After coming to power through a coup in 2017, President Emmerson Mnangagwa sought to engage multilateral funders, mainly the IMF, World Bank, AfDB and the Paris Club, over outstanding debts.

Although there was progress at the beginning, the process has since stalled as funders continue to demand political and economic reforms as part of the deal.

The IMF Staff-Monitored Programme meant to push the reform agenda has also fallen off the rails as the government’s lethargic approach to change continues to unsettle the multilateral funds.

The Transitional Stabilisation Programme (TSP), which also acknowledged the need for debt repayment, is coming to an end and will soon be replaced by the National Development Strategy without addressing the country’s debt crisis.

In the TSP, the government committed to clearing the external debt by 2020.

“You know the Lima story of 2015 where there was an agreement to clear the multilateral debts. Under that agreement, the IMF debt was cleared while the AfDB and World Bank was to follow. We have had discussion on modalities for clearing. AfDB had US$500 million which was available to help the government clear the debt. We could not use that money to offset Zimbabwe’s debt because of the paripassuprinciples, which means if the AfDB loan was cleared, the World Bank loan should also have been cleared thereafter,” AfDB officer in charge Walter Odero told TheNewsHawks.

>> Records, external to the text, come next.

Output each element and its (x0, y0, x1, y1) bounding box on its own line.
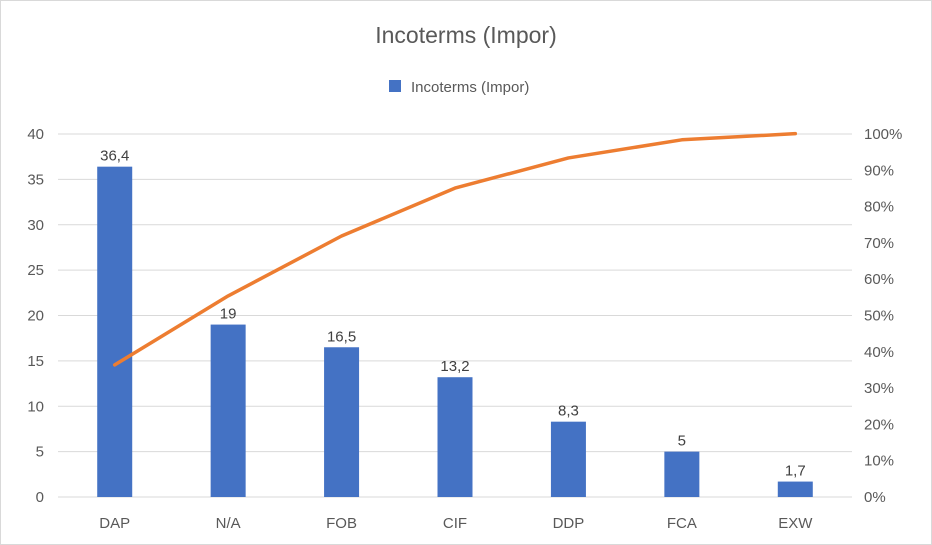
legend-label: Incoterms (Impor) (411, 79, 529, 96)
bar (324, 347, 360, 497)
y-right-tick-label: 100% (864, 126, 902, 143)
data-label: 5 (678, 433, 686, 450)
bar-series (97, 166, 813, 498)
y-left-tick-label: 15 (27, 353, 44, 370)
data-label: 36,4 (100, 148, 129, 165)
data-label: 13,2 (440, 358, 469, 375)
data-label: 8,3 (558, 403, 579, 420)
legend-swatch (389, 80, 401, 92)
y-right-tick-label: 60% (864, 271, 894, 288)
data-label: 16,5 (327, 328, 356, 345)
x-tick-label: DDP (553, 515, 585, 532)
x-tick-label: FOB (326, 515, 357, 532)
cumulative-line-series (112, 131, 798, 367)
gridlines (58, 133, 852, 498)
y-left-tick-label: 30 (27, 217, 44, 234)
y-right-tick-label: 70% (864, 235, 894, 252)
y-left-tick-label: 5 (36, 444, 44, 461)
bar (550, 421, 586, 497)
y-left-tick-label: 25 (27, 262, 44, 279)
bar (664, 451, 700, 497)
x-tick-label: CIF (443, 515, 467, 532)
data-label: 1,7 (785, 463, 806, 480)
x-tick-label: N/A (216, 515, 241, 532)
y-left-tick-label: 10 (27, 398, 44, 415)
legend: Incoterms (Impor) (389, 79, 529, 96)
data-labels: 36,4 19 16,5 13,2 8,3 5 1,7 (100, 148, 806, 480)
cumulative-line (112, 131, 798, 367)
chart-title: Incoterms (Impor) (375, 22, 556, 48)
x-tick-label: DAP (99, 515, 130, 532)
y-right-tick-label: 30% (864, 380, 894, 397)
x-tick-label: FCA (667, 515, 697, 532)
bar (777, 481, 813, 497)
y-left-tick-label: 40 (27, 126, 44, 143)
bar (210, 324, 246, 497)
y-left-tick-label: 20 (27, 308, 44, 325)
y-left-tick-label: 0 (36, 489, 44, 506)
y-right-tick-label: 40% (864, 344, 894, 361)
y-right-tick-label: 80% (864, 199, 894, 216)
bar (97, 166, 133, 498)
y-right-tick-label: 10% (864, 453, 894, 470)
y-left-tick-label: 35 (27, 171, 44, 188)
bar (437, 377, 473, 497)
data-label: 19 (220, 306, 237, 323)
y-right-tick-label: 20% (864, 416, 894, 433)
x-tick-label: EXW (778, 515, 813, 532)
y-right-tick-label: 90% (864, 162, 894, 179)
axes: 0 5 10 15 20 25 30 35 40 0% 10% 20% 30% 40% 50% 60% 70% 8… (27, 126, 902, 532)
y-right-tick-label: 0% (864, 489, 886, 506)
y-right-tick-label: 50% (864, 308, 894, 325)
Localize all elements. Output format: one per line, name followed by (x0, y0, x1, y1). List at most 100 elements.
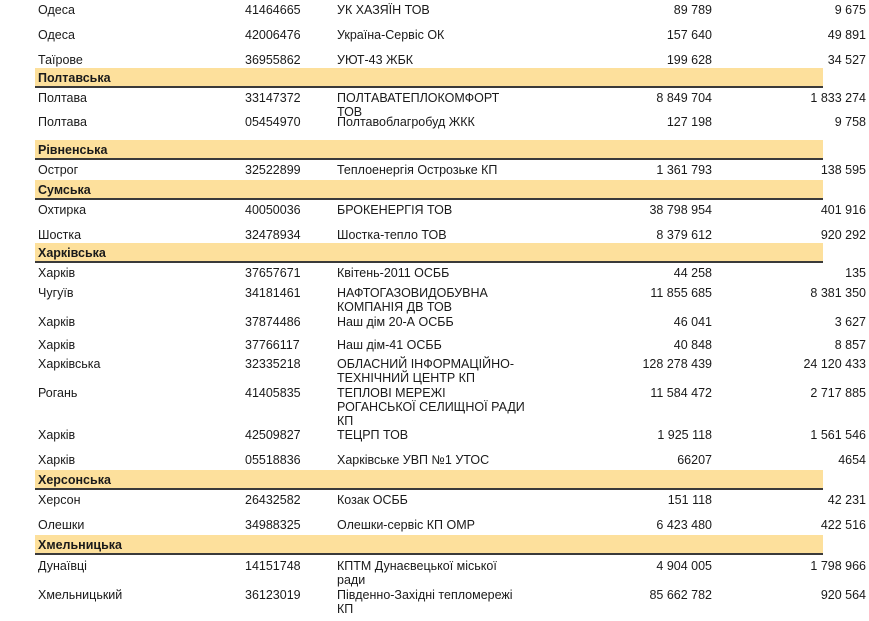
cell-edrpou-code: 37657671 (245, 266, 301, 280)
region-name: Сумська (38, 183, 91, 197)
region-name: Херсонська (38, 473, 111, 487)
table-row: Олешки 34988325 Олешки-сервіс КП ОМР 6 4… (0, 518, 866, 532)
cell-edrpou-code: 42509827 (245, 428, 301, 442)
cell-amount-2: 3 627 (834, 315, 866, 329)
cell-amount-1: 6 423 480 (656, 518, 712, 532)
table-row: Одеса 41464665 УК ХАЗЯЇН ТОВ 89 789 9 67… (0, 3, 866, 17)
cell-edrpou-code: 33147372 (245, 91, 301, 105)
table-row: Херсон 26432582 Козак ОСББ 151 118 42 23… (0, 493, 866, 507)
cell-edrpou-code: 05518836 (245, 453, 301, 467)
cell-amount-2: 138 595 (820, 163, 866, 177)
cell-amount-2: 8 381 350 (810, 286, 866, 300)
cell-city: Одеса (38, 3, 75, 17)
cell-company-name: Олешки-сервіс КП ОМР (337, 518, 475, 532)
cell-city: Шостка (38, 228, 82, 242)
table-row: Полтава 05454970 Полтавоблагробуд ЖКК 12… (0, 115, 866, 129)
cell-company-name: УЮТ-43 ЖБК (337, 53, 414, 67)
cell-edrpou-code: 41464665 (245, 3, 301, 17)
cell-amount-2: 401 916 (820, 203, 866, 217)
table-row: Харків 05518836 Харківське УВП №1 УТОС 6… (0, 453, 866, 467)
table-row: Харків 37766117 Наш дім-41 ОСББ 40 848 8… (0, 338, 866, 352)
cell-amount-2: 920 564 (820, 588, 866, 602)
cell-city: Чугуїв (38, 286, 74, 300)
cell-amount-2: 135 (845, 266, 866, 280)
cell-company-name: НАФТОГАЗОВИДОБУВНА КОМПАНІЯ ДВ ТОВ (337, 286, 488, 314)
cell-amount-1: 1 361 793 (656, 163, 712, 177)
cell-city: Таїрове (38, 53, 83, 67)
cell-edrpou-code: 34181461 (245, 286, 301, 300)
cell-city: Харків (38, 338, 76, 352)
cell-amount-1: 38 798 954 (649, 203, 712, 217)
cell-amount-2: 34 527 (827, 53, 866, 67)
table-row: Харків 37657671 Квітень-2011 ОСББ 44 258… (0, 266, 866, 280)
cell-amount-1: 46 041 (673, 315, 712, 329)
cell-amount-2: 422 516 (820, 518, 866, 532)
table-row: Рогань 41405835 ТЕПЛОВІ МЕРЕЖІ РОГАНСЬКО… (0, 386, 866, 428)
cell-edrpou-code: 32478934 (245, 228, 301, 242)
cell-amount-1: 127 198 (666, 115, 712, 129)
cell-city: Херсон (38, 493, 81, 507)
cell-edrpou-code: 26432582 (245, 493, 301, 507)
cell-edrpou-code: 40050036 (245, 203, 301, 217)
cell-city: Харків (38, 453, 76, 467)
cell-amount-1: 8 379 612 (656, 228, 712, 242)
cell-amount-1: 128 278 439 (642, 357, 712, 371)
cell-company-name: Квітень-2011 ОСББ (337, 266, 450, 280)
cell-edrpou-code: 42006476 (245, 28, 301, 42)
cell-company-name: ОБЛАСНИЙ ІНФОРМАЦІЙНО- ТЕХНІЧНИЙ ЦЕНТР К… (337, 357, 514, 385)
cell-amount-2: 4654 (838, 453, 866, 467)
table-row: Таїрове 36955862 УЮТ-43 ЖБК 199 628 34 5… (0, 53, 866, 67)
cell-edrpou-code: 37874486 (245, 315, 301, 329)
region-header-row: Хмельницька (35, 535, 823, 555)
cell-amount-2: 9 758 (834, 115, 866, 129)
cell-company-name: Наш дім-41 ОСББ (337, 338, 442, 352)
cell-city: Харків (38, 266, 76, 280)
region-header-row: Рівненська (35, 140, 823, 160)
cell-edrpou-code: 32522899 (245, 163, 301, 177)
table-row: Охтирка 40050036 БРОКЕНЕРГІЯ ТОВ 38 798 … (0, 203, 866, 217)
region-name: Харківська (38, 246, 106, 260)
cell-amount-2: 8 857 (834, 338, 866, 352)
region-header-row: Сумська (35, 180, 823, 200)
region-name: Рівненська (38, 143, 108, 157)
table-row: Чугуїв 34181461 НАФТОГАЗОВИДОБУВНА КОМПА… (0, 286, 866, 314)
cell-amount-1: 66207 (677, 453, 712, 467)
table-row: Шостка 32478934 Шостка-тепло ТОВ 8 379 6… (0, 228, 866, 242)
cell-company-name: ТЕПЛОВІ МЕРЕЖІ РОГАНСЬКОЇ СЕЛИЩНОЇ РАДИ … (337, 386, 525, 428)
cell-amount-1: 1 925 118 (657, 428, 712, 442)
cell-amount-2: 1 833 274 (810, 91, 866, 105)
cell-company-name: Південно-Західні тепломережі КП (337, 588, 513, 616)
table-row: Одеса 42006476 Україна-Сервіс ОК 157 640… (0, 28, 866, 42)
cell-company-name: Харківське УВП №1 УТОС (337, 453, 490, 467)
cell-city: Рогань (38, 386, 78, 400)
cell-amount-1: 11 584 472 (650, 386, 712, 400)
cell-city: Харків (38, 315, 76, 329)
cell-amount-2: 1 798 966 (810, 559, 866, 573)
cell-city: Харківська (38, 357, 101, 371)
cell-amount-1: 151 118 (667, 493, 712, 507)
cell-city: Одеса (38, 28, 75, 42)
cell-city: Харків (38, 428, 76, 442)
cell-amount-1: 40 848 (673, 338, 712, 352)
cell-company-name: Україна-Сервіс ОК (337, 28, 445, 42)
cell-company-name: ТЕЦРП ТОВ (337, 428, 409, 442)
cell-amount-1: 89 789 (673, 3, 712, 17)
cell-company-name: ПОЛТАВАТЕПЛОКОМФОРТ ТОВ (337, 91, 500, 119)
cell-amount-2: 1 561 546 (810, 428, 866, 442)
cell-company-name: Теплоенергія Острозьке КП (337, 163, 498, 177)
cell-edrpou-code: 36123019 (245, 588, 301, 602)
cell-city: Дунаївці (38, 559, 87, 573)
cell-company-name: КПТМ Дунаєвецької міської ради (337, 559, 497, 587)
cell-edrpou-code: 37766117 (245, 338, 300, 352)
cell-amount-2: 49 891 (827, 28, 866, 42)
cell-amount-1: 85 662 782 (649, 588, 712, 602)
table-row: Полтава 33147372 ПОЛТАВАТЕПЛОКОМФОРТ ТОВ… (0, 91, 866, 119)
region-header-row: Харківська (35, 243, 823, 263)
region-name: Полтавська (38, 71, 111, 85)
cell-edrpou-code: 41405835 (245, 386, 301, 400)
cell-amount-2: 9 675 (834, 3, 866, 17)
cell-amount-2: 920 292 (820, 228, 866, 242)
table-row: Харків 37874486 Наш дім 20-А ОСББ 46 041… (0, 315, 866, 329)
region-header-row: Херсонська (35, 470, 823, 490)
cell-edrpou-code: 05454970 (245, 115, 301, 129)
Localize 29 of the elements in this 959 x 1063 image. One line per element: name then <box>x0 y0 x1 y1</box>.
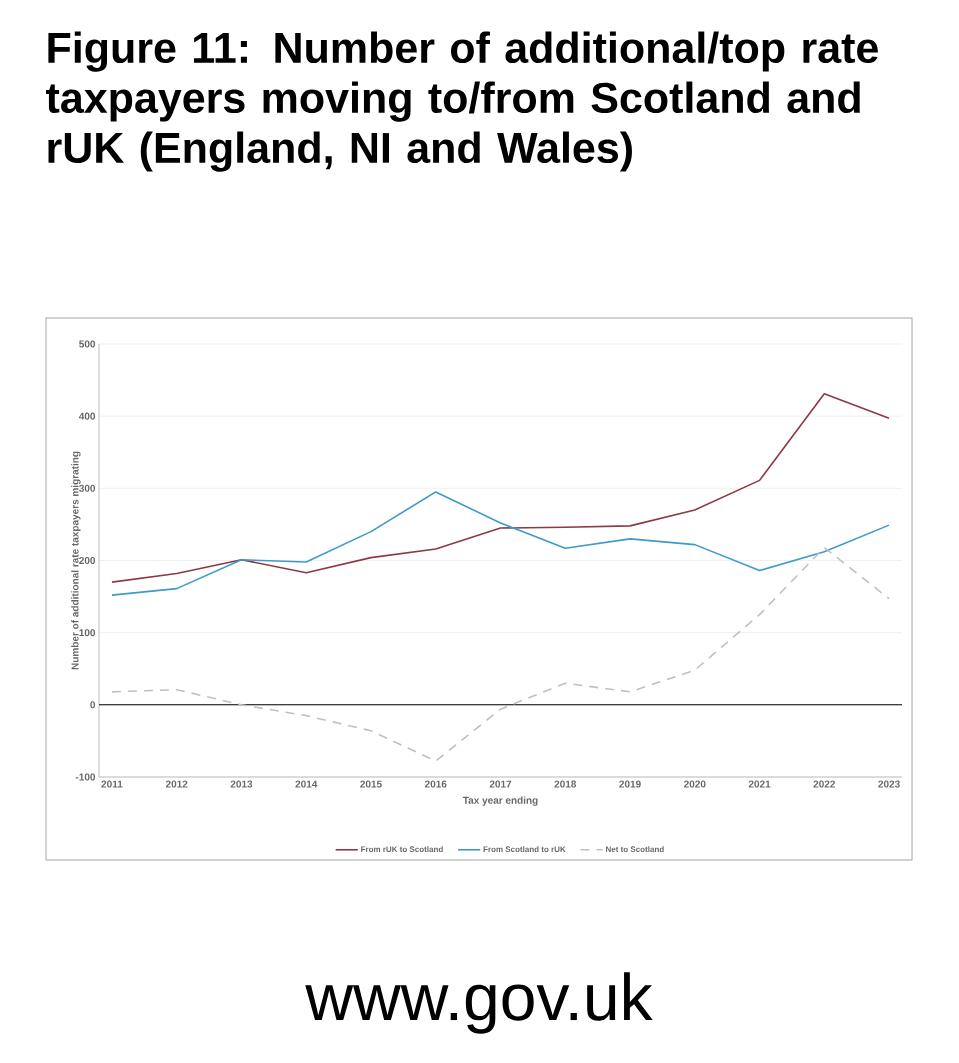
x-tick-label: 2014 <box>295 780 318 788</box>
x-tick-label: 2022 <box>813 780 836 788</box>
line-series <box>111 392 890 583</box>
y-tick-label: 200 <box>79 556 96 565</box>
text: www.gov.uk <box>305 972 653 1034</box>
x-tick-label: 2019 <box>619 780 641 788</box>
x-tick-label: 2018 <box>554 780 577 788</box>
y-tick-label: -100 <box>75 773 96 781</box>
x-tick-label: 2021 <box>748 780 771 788</box>
x-tick-label: 2015 <box>360 780 382 788</box>
x-tick-label: 2017 <box>489 780 512 788</box>
y-tick-label: 500 <box>79 340 96 348</box>
x-tick-label: 2011 <box>101 780 123 788</box>
y-tick-label: 400 <box>78 412 96 420</box>
x-tick-label: 2020 <box>684 780 706 788</box>
legend-label: From Scotland to rUK <box>483 846 566 853</box>
x-tick-label: 2016 <box>424 780 447 788</box>
line-series <box>111 546 890 762</box>
line-series <box>111 491 890 596</box>
y-tick-label: 100 <box>79 629 96 637</box>
y-tick-label: 0 <box>90 701 96 709</box>
legend-label: From rUK to Scotland <box>361 846 443 853</box>
chart-title: Figure 11: Number of additional/top rate taxpayers moving to/from Scotland and rUK (England, NI and Wales) <box>46 31 878 172</box>
x-tick-label: 2013 <box>230 780 253 788</box>
x-axis-title: Tax year ending <box>462 796 538 806</box>
y-tick-label: 300 <box>79 484 96 492</box>
legend-label: Net to Scotland <box>606 846 664 853</box>
x-tick-label: 2012 <box>165 780 188 788</box>
x-tick-label: 2023 <box>878 780 900 788</box>
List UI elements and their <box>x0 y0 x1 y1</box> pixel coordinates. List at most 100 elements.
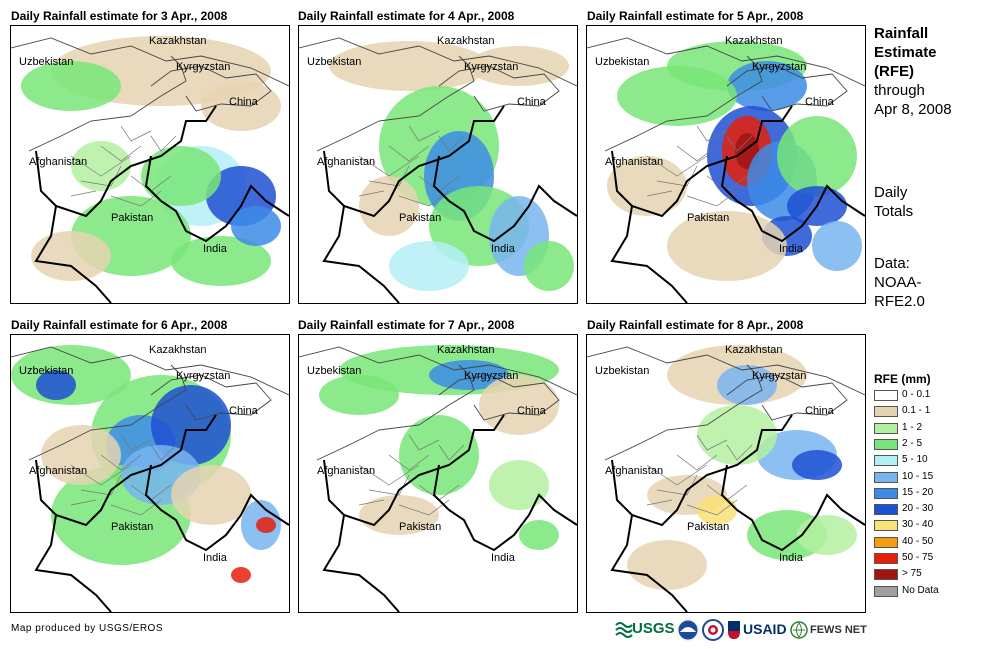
legend-swatch <box>874 471 898 483</box>
heading-line-1: Rainfall <box>874 25 929 42</box>
province-boundary <box>70 190 97 197</box>
province-boundary <box>408 434 440 451</box>
heading-line-3: (RFE) <box>874 63 914 80</box>
legend-item: 0 - 0.1 <box>874 389 983 402</box>
country-boundary <box>34 514 112 612</box>
country-boundary <box>610 514 688 612</box>
province-boundary <box>70 155 132 177</box>
province-boundary <box>80 165 122 187</box>
map-label-uzbekistan: Uzbekistan <box>307 56 362 68</box>
country-boundary <box>610 205 688 303</box>
map-label-pakistan: Pakistan <box>399 521 442 533</box>
rainfall-area <box>727 61 807 111</box>
legend-label: > 75 <box>902 568 922 580</box>
rainfall-area <box>21 61 121 111</box>
province-boundary <box>656 165 698 187</box>
province-boundary <box>150 135 177 152</box>
panel-title-4: Daily Rainfall estimate for 6 Apr., 2008 <box>11 318 228 332</box>
map-label-china: China <box>805 405 834 417</box>
rainfall-area <box>717 365 777 405</box>
province-boundary <box>676 145 718 162</box>
map-label-kyrgyzstan: Kyrgyzstan <box>464 370 519 382</box>
province-boundary <box>150 444 177 461</box>
legend-item: 40 - 50 <box>874 536 983 549</box>
through-line-2: Apr 8, 2008 <box>874 101 952 118</box>
country-boundary <box>150 374 272 421</box>
country-boundary <box>432 155 577 243</box>
province-boundary <box>358 155 420 177</box>
rainfall-map-apr-6: Kazakhstan Uzbekistan Kyrgyzstan China Afgha… <box>10 334 290 613</box>
map-label-uzbekistan: Uzbekistan <box>19 56 74 68</box>
province-boundary <box>646 464 708 486</box>
legend-label: No Data <box>902 584 939 596</box>
country-boundary <box>11 37 289 87</box>
legend-label: 1 - 2 <box>902 421 923 433</box>
rainfall-area <box>399 415 479 495</box>
map-label-kyrgyzstan: Kyrgyzstan <box>464 61 519 73</box>
map-canvas <box>11 36 289 303</box>
map-label-kyrgyzstan: Kyrgyzstan <box>752 370 807 382</box>
country-boundary <box>587 346 865 396</box>
map-label-india: India <box>779 552 803 564</box>
province-boundary <box>70 499 97 506</box>
legend-label: 0 - 0.1 <box>902 389 931 400</box>
province-boundary <box>726 444 753 461</box>
legend-swatch <box>874 406 898 418</box>
legend-item: 5 - 10 <box>874 454 983 467</box>
country-boundary <box>34 205 112 303</box>
country-boundary <box>587 37 865 87</box>
legend-item: 30 - 40 <box>874 519 983 532</box>
country-boundary <box>150 65 272 112</box>
map-label-china: China <box>229 96 258 108</box>
province-boundary <box>398 499 450 516</box>
rainfall-area <box>489 460 549 510</box>
usgs-logo: USGS <box>614 617 675 643</box>
rainfall-area <box>36 370 76 400</box>
map-label-india: India <box>203 552 227 564</box>
legend-item: > 75 <box>874 568 983 581</box>
rainfall-area <box>697 495 737 525</box>
country-boundary <box>316 364 475 461</box>
legend-label: 50 - 75 <box>902 552 934 563</box>
legend-label: 15 - 20 <box>902 486 934 498</box>
legend-swatch <box>874 520 898 532</box>
rainfall-area <box>469 46 569 86</box>
rainfall-area <box>812 221 862 271</box>
map-label-pakistan: Pakistan <box>687 212 730 224</box>
country-boundary <box>604 364 763 461</box>
province-boundary <box>388 454 430 471</box>
rainfall-area <box>231 206 281 246</box>
country-boundary <box>438 374 560 421</box>
province-boundary <box>368 165 410 187</box>
legend-swatch <box>874 455 898 467</box>
rainfall-area <box>31 231 111 281</box>
province-boundary <box>646 190 673 197</box>
legend-item: No Data <box>874 584 983 598</box>
data-line-1: Data: <box>874 255 910 272</box>
sidebar-heading: Rainfall Estimate (RFE) through Apr 8, 2… <box>874 24 952 119</box>
province-boundary <box>438 135 465 152</box>
legend-label: 10 - 15 <box>902 470 934 482</box>
country-boundary <box>299 346 577 396</box>
rainfall-map-apr-5: Kazakhstan Uzbekistan Kyrgyzstan China Afgha… <box>586 25 866 304</box>
legend-item: 0.1 - 1 <box>874 405 983 418</box>
daily-line-1: Daily <box>874 184 908 201</box>
sidebar-data-source: Data: NOAA- RFE2.0 <box>874 254 925 311</box>
legend-swatch <box>874 536 898 548</box>
rainfall-area <box>151 385 231 465</box>
province-boundary <box>120 434 152 451</box>
rainfall-area <box>171 236 271 286</box>
panel-title-1: Daily Rainfall estimate for 3 Apr., 2008 <box>11 9 228 23</box>
rainfall-area <box>777 116 857 196</box>
province-boundary <box>368 474 410 496</box>
nws-logo <box>702 617 724 643</box>
map-label-kazakhstan: Kazakhstan <box>149 35 207 47</box>
legend-label: 2 - 5 <box>902 437 923 449</box>
noaa-logo <box>677 617 699 643</box>
usaid-logo-text: USAID <box>743 621 787 637</box>
legend-swatch <box>874 422 898 434</box>
rainfall-area <box>319 375 399 415</box>
country-boundary <box>323 105 505 218</box>
country-boundary <box>144 464 289 552</box>
map-label-india: India <box>491 552 515 564</box>
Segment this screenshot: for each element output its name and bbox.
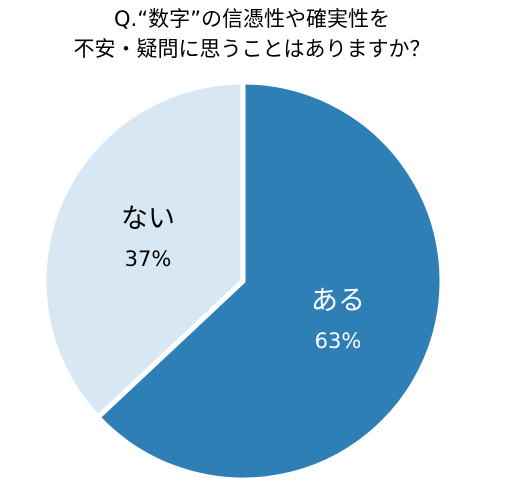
slice-label: ある <box>311 286 365 317</box>
chart-title: Q.“数字”の信憑性や確実性を <box>114 7 390 31</box>
value-label: 37% <box>125 247 172 271</box>
slice-label: ない <box>121 203 175 234</box>
chart-title: 不安・疑問に思うことはありますか？ <box>74 37 431 61</box>
pie-slice <box>95 79 445 483</box>
pie-slice <box>41 79 246 420</box>
value-label: 63% <box>315 329 362 353</box>
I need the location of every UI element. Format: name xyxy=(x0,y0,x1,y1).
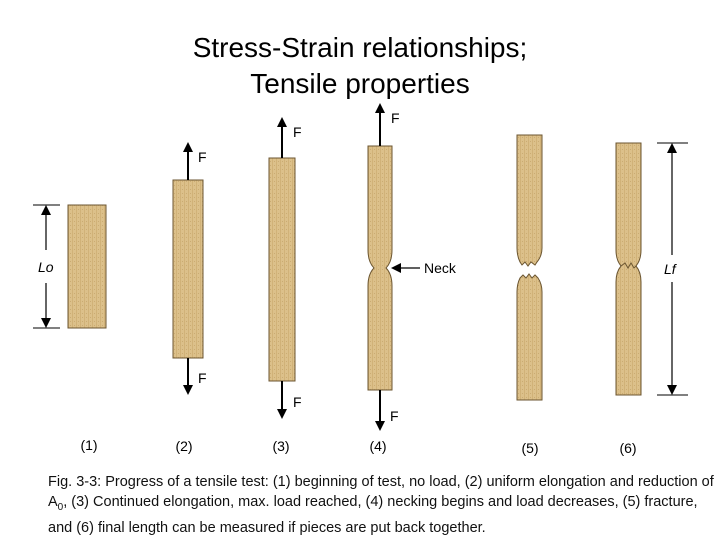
specimen-4-bar xyxy=(367,145,393,391)
specimen-3-bar xyxy=(268,157,296,382)
title-line-2: Tensile properties xyxy=(250,68,470,99)
final-length-dimension: Lf xyxy=(657,142,688,396)
caption-subscript: 0 xyxy=(57,501,64,513)
specimen-1-bar xyxy=(67,204,107,329)
force-label-4-top: F xyxy=(391,110,400,126)
stage-labels: (1) (2) (3) (4) (5) (6) xyxy=(80,437,636,456)
stage-label-4: (4) xyxy=(369,438,386,454)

Under the arrangement, Somalia has since cleared its debt.

However, hopes of Zimbabwe doing the same have diminished after the IMF’s SMP collapsed.

“In the Zimbabwean case you know the SMP collapsed last year so the government and IMF are now engaging to see if it can be revived. We do not know if it has any timelines. We are hinging our hope that once the SMP resumes, it will then guide us on arrears clearance. Once we get the SMP back on track, we will have a clear timeline,” Odero said.

Odero added Zimbabwe’s failure to implement the SMP related to depressed economic activity, drought and the dreaded Cyclone Idai.

As part of a cocktail of measures to rescue the sinking economy, Zimbabwean authorities had proposed the mortgaging of minerals to pay arrears.

However, Odero said the government should consider sustainable means that will not rob future generations of their fair share of the country’s wealth.

“When you talk about the wealth underground, the first thing that comes to mind is inter-generational equity. We found these minerals there because the people who came before us left them there. So, our children should also find some benefit from there so that we should not just say in our time let’s mortgage everything for the benefit of ourselves and leave nothing for those coming after us,” Odero said.

“So, I think what the government must consider is the aspect of generational equity. The generations to come should benefit from the minerals in the same way this generation is benefitting.”

Last year parliament accused the Reserve Bank of Zimbabwe of illegally mortgaging the country’s gold to pay external loans. At that time Zimbabwe was channeling US$5 million a month from gold earnings to the servicing of debts, according to the Public Accounts Committee.